The thread is waiting because the queue is empty. That's what pool threads do: They pick tasks from the queue and run them, and when the queue is empty, they wait.
Edit: There's something else that can happen when the queue is empty: The ThreadPoolExecutor
can send in a poison pill message that causes a pool thread to die if the number of workers has been greater than the corePoolSize
for more than keepAlive
time units.

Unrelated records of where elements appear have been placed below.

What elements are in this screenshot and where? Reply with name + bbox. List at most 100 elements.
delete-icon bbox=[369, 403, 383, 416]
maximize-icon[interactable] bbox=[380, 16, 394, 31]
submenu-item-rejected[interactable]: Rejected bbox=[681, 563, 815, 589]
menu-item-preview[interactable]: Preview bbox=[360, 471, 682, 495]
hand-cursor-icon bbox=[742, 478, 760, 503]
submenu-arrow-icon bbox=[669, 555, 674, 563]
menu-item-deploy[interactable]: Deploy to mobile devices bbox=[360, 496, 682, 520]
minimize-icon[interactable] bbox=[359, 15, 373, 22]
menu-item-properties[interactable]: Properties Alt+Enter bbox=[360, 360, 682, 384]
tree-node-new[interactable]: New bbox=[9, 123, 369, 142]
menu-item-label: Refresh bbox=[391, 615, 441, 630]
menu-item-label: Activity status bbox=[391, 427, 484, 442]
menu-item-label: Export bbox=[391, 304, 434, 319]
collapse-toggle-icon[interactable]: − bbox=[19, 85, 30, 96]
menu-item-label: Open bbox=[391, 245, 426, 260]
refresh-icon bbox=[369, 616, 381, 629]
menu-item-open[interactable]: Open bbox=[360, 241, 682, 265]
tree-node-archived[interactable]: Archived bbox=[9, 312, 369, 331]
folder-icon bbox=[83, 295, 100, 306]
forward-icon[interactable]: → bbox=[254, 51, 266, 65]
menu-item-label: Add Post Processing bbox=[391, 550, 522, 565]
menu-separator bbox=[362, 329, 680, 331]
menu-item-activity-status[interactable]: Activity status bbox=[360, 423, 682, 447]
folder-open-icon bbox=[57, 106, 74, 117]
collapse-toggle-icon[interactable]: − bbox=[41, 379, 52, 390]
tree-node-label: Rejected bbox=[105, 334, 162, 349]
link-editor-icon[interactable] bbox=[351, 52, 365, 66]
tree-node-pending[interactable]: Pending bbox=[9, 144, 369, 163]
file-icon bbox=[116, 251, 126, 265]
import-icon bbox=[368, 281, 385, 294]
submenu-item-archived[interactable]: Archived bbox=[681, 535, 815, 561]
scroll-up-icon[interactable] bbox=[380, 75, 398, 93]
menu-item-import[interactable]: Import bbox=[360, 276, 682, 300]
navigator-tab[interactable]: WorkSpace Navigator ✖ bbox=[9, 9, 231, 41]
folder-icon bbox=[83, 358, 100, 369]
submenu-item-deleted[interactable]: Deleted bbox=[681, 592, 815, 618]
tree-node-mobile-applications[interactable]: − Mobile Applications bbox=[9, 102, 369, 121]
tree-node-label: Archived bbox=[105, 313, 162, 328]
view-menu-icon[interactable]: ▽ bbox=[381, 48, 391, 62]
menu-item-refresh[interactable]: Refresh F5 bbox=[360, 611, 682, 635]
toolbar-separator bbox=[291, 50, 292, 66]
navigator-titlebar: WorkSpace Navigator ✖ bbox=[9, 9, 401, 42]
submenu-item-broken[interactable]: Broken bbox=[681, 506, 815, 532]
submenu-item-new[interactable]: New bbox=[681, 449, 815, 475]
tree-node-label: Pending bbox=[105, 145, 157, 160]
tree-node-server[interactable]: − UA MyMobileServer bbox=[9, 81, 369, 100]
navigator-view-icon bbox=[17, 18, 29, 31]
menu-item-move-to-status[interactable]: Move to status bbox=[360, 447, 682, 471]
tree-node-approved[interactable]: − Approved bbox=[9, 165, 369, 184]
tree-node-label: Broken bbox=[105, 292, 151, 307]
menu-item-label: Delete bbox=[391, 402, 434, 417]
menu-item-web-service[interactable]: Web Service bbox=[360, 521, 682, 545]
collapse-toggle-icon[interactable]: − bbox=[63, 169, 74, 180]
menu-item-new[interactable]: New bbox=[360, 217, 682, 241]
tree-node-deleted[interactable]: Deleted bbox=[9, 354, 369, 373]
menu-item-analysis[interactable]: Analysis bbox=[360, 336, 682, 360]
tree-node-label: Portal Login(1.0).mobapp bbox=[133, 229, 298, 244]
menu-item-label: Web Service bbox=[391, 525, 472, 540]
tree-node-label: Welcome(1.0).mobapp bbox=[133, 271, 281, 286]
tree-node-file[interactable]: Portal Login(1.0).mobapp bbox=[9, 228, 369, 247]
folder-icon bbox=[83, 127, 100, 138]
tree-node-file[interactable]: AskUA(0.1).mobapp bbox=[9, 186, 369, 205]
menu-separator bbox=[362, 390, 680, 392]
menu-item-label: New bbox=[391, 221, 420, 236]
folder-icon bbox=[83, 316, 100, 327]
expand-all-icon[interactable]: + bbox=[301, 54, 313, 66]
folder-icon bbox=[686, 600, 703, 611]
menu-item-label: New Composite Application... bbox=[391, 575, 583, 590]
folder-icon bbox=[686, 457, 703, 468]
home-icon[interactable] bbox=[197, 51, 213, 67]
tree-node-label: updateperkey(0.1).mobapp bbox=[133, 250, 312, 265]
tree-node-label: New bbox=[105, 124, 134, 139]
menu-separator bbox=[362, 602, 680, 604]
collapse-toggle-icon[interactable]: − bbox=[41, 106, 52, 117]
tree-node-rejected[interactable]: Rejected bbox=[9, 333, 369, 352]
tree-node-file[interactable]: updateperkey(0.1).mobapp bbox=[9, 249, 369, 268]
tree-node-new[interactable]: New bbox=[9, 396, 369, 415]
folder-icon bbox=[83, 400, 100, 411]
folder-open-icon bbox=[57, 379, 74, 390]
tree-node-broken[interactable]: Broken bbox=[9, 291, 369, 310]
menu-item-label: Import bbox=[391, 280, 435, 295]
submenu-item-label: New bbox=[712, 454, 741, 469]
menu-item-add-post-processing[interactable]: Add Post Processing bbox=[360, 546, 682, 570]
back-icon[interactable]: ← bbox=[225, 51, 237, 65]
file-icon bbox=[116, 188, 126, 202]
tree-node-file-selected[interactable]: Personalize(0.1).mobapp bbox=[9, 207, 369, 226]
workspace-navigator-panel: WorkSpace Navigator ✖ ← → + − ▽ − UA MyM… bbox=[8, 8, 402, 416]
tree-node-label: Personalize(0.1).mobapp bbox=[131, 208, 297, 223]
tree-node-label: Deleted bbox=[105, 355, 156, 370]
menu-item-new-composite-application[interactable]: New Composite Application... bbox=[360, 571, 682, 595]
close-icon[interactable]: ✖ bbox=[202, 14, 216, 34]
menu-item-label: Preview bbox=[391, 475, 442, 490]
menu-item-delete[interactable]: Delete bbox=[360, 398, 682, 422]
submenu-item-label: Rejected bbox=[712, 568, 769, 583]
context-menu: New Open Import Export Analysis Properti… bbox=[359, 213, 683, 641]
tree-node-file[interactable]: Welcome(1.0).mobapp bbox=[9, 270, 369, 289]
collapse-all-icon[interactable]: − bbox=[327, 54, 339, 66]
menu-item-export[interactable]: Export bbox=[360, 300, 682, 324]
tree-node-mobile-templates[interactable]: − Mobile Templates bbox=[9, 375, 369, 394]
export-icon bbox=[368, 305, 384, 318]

That won't happen in your case though because you set the maximumPoolSize
and the corePoolSize
to the same number (1).
I don't expect your ThreadPoolExecutor
to behave any differently from the one that would be returned by Executors.newFixedThreadPool(1)
except that yours can only have one pending task, and it gives the pool thread a special name.